The test is the presence of
opportunity to be heard, as well as to have time to study the motion and
meaningfully oppose or controvert the grounds upon which it is based. x x x
A close perusal of the records reveal that the trial court gave
petitioner ten days within which to comment on respondent’s Motion for
Reconsideration. Petitioner filed its Opposition to the Motion on November 26,
2001. In its 14-page Opposition, it not only pointed out that the Motion was
defective for not containing a notice of hearing and should then be dismissed
outright by the court; it also ventilated its substantial arguments against the
merits of the Motion and of the Supplemental Motion for Reconsideration.
Notably, its arguments were recited at length in the trial court’s January 8,
2002 Joint Resolution. Nevertheless, the court proceeded to deny the Motions on
the sole ground that they did not contain any notice of hearing.
The requirement of notice of time and hearing in the pleading filed by a
party is necessary only to apprise the other of the actions of the former.
In Fausto Preysler, Jr. vs. Manila Southcoast Development Corporation,
the Court of Appeals ruled that petitioner failed to comply with the three-day
notice rule. However, the Court of Appeals overlooked the fact that although
respondent received petitioner’s Motion for Reconsideration six days after the
scheduled hearing on 26 February 2004, the said hearing was reset three (3)
times with due notice to the parties. Thus, it was only on 6 August 2004, or
more than five months after respondent received a copy of petitioner’s Motion
for Reconsideration, that the motion was heard by the RTC. Clearly, respondent
had more than sufficient time to oppose petitioner’s Motion for
Reconsideration. In fact, respondent did oppose the motion when it filed its
Motion to Dismiss dated 9 August 2004. In view of the circumstances of this
case, we find that there was substantial compliance with procedural due
process.

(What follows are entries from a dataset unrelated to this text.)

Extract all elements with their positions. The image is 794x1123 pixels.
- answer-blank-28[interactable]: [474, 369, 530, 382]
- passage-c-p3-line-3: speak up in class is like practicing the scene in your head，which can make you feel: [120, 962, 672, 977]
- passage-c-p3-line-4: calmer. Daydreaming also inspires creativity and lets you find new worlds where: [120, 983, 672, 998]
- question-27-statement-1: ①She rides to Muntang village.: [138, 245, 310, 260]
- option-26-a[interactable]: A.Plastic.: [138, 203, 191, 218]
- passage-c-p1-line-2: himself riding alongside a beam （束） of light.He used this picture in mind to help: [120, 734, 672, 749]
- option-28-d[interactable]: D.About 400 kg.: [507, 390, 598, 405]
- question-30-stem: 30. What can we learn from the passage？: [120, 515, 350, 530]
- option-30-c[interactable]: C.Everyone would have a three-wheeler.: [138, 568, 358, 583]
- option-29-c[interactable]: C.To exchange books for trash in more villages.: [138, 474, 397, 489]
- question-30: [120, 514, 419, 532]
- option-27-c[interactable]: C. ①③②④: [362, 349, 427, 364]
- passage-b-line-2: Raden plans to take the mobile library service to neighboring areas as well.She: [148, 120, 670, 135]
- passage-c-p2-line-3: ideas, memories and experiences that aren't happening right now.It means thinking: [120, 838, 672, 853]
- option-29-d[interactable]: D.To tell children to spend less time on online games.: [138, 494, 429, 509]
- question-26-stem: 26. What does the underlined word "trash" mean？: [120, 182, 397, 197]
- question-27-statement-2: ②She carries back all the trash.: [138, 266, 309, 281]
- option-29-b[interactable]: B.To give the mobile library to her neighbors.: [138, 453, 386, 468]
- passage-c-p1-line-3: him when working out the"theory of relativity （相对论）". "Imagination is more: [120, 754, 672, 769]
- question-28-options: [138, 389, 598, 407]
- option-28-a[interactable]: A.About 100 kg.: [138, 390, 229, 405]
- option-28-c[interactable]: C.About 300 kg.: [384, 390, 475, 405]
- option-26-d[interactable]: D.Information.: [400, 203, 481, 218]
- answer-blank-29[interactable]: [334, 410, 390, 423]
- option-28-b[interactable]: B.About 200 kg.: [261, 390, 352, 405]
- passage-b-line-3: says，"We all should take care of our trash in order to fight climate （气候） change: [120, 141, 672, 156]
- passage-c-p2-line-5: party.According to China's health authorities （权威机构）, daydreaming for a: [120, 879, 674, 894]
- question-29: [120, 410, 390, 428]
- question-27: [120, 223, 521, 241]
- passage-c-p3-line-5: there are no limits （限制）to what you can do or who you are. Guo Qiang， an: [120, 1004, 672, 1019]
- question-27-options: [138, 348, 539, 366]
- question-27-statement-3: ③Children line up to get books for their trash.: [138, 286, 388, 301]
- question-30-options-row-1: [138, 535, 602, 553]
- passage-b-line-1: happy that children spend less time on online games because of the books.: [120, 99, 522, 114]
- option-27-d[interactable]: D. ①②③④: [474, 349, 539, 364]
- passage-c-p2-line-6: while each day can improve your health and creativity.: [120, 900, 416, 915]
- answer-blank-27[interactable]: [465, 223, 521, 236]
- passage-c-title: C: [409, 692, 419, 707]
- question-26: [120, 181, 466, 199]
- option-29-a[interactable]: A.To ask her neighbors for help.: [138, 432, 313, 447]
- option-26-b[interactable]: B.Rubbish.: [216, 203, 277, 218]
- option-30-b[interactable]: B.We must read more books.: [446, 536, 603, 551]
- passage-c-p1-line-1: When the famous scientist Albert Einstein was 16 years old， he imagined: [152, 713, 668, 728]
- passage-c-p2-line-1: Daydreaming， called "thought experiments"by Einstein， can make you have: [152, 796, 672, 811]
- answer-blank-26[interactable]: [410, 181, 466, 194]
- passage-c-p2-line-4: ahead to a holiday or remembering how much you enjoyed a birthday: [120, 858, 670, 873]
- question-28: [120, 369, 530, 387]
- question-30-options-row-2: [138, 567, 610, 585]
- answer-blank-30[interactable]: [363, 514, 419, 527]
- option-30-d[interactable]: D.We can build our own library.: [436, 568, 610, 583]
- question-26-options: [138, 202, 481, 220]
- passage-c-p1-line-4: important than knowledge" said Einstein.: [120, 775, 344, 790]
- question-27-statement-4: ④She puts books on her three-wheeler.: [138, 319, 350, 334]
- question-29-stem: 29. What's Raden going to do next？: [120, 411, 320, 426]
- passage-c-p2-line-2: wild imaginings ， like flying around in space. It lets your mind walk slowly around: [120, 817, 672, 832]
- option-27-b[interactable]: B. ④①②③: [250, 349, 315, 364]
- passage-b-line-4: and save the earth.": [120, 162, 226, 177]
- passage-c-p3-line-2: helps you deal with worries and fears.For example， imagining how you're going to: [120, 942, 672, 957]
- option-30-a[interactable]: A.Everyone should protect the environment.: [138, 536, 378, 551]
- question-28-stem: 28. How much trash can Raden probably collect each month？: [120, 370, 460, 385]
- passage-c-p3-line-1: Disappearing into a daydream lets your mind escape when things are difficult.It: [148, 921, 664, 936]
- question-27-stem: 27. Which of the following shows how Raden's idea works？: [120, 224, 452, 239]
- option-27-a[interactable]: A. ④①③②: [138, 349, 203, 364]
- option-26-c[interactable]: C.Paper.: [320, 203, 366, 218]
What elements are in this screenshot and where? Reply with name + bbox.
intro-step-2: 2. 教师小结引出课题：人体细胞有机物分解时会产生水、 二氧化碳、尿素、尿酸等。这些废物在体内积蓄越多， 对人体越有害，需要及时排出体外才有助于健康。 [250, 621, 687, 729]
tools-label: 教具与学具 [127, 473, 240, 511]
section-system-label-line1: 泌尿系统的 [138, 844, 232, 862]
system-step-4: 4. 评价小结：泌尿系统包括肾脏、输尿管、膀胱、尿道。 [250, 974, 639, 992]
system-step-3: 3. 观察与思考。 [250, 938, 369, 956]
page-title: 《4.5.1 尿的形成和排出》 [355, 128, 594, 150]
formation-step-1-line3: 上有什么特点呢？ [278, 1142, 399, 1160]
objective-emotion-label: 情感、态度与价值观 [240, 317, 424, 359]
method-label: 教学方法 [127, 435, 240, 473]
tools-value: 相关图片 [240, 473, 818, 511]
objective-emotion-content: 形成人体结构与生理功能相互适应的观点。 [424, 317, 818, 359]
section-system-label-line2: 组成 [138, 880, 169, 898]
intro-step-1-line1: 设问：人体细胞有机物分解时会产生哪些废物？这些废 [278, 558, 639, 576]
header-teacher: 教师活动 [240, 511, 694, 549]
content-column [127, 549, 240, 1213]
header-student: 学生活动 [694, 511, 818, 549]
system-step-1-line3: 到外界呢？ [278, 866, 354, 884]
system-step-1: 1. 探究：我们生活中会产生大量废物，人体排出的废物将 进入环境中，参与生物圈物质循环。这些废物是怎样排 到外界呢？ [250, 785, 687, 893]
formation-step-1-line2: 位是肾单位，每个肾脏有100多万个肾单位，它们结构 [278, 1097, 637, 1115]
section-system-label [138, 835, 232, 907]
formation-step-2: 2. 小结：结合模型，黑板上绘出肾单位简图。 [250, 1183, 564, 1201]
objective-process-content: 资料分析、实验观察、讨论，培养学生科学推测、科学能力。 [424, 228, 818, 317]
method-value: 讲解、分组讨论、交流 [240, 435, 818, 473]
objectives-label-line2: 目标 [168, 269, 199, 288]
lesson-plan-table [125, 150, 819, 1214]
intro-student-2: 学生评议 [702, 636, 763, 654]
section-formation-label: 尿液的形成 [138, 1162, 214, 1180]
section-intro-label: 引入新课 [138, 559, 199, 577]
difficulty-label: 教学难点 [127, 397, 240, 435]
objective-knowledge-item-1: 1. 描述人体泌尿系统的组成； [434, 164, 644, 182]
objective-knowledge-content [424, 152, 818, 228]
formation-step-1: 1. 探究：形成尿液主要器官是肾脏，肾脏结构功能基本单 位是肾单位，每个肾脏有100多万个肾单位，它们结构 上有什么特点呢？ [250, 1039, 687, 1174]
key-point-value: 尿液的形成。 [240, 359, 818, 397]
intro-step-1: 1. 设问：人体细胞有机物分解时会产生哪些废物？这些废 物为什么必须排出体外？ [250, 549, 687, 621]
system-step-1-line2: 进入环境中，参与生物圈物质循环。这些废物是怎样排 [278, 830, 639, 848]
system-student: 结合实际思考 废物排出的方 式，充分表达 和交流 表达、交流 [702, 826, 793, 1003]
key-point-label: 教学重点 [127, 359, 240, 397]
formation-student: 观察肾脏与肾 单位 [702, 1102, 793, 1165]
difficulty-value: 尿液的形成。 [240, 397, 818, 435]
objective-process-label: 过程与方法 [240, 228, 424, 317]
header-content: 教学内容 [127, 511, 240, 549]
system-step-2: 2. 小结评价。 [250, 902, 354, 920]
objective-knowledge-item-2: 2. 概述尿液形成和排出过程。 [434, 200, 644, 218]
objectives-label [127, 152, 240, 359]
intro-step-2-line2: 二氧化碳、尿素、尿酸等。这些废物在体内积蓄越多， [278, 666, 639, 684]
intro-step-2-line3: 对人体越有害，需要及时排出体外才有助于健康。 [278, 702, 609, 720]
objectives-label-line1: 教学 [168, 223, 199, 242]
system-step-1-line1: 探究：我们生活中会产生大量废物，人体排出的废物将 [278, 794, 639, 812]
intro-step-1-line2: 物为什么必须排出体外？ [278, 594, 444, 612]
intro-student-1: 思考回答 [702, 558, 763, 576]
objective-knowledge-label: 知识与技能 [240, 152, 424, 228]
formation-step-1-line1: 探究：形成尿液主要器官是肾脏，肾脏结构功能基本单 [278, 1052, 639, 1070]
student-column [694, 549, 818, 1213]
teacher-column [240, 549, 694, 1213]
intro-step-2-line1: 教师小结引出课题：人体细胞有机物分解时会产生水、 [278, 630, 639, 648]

Instead of dismissing petitioner’s Motion for Reconsideration based
merely on the alleged procedural lapses, the RTC should have resolved the
motion based on the merits.
Under the circumstances of the present case, the purpose of a notice of
hearing was served (Id. at 788-790). (Emphasis supplied)
Section 4 of Rule 15 provides that "[e]very
written motion required to be heard and the notice of the hearing thereof shall
be served in such a manner as to ensure its receipt by the other party at least
three (3) days before the date of the hearing, unless the court for good cause
sets the hearing on shorter notice."
Thus, the date of the hearing should be at least three days after
receipt of the notice of hearing by the other parties. In this case, the
petitioner’s Omnibus Motion was set for hearing on 12 November 2004.
Thus, to comply with the notice requirement, respondent should have
received the notice of the hearing at least three days before 12 November 2004,
which is 9 November 2004. Clearly, respondent’s receipt on 9 November 2004
(Tuesday) of the notice of hearing of the Omnibus Motion which was set to be
heard on 12 November 2004 (Friday), was within the required minimum three-days’
notice.
As explained by Retired Justice Jose Y. Feria in his
book, Civil Procedure Annotated, when the notice of hearing should be given:
The ordinary motion day is Friday. Hence, the notice should be served by
Tuesday at the latest, in order that the requirement of the three days may be
complied with.
If notice be given by ordinary mail, it should be actually received by
Tuesday, or if not claimed from the post office, the dat(Emphasis supplied) e
of the first notice of the postmaster should be at least five (5) days before
Tuesday [1 J. Feria & M.C. Noche, Civil Procedure Annotated,
405-406 (2001)]. (FAUSTO
R. PREYSLER, JR. vs. MANILA SOUTHCOAST DEVELOPMENT CORPORATION, G.R. No.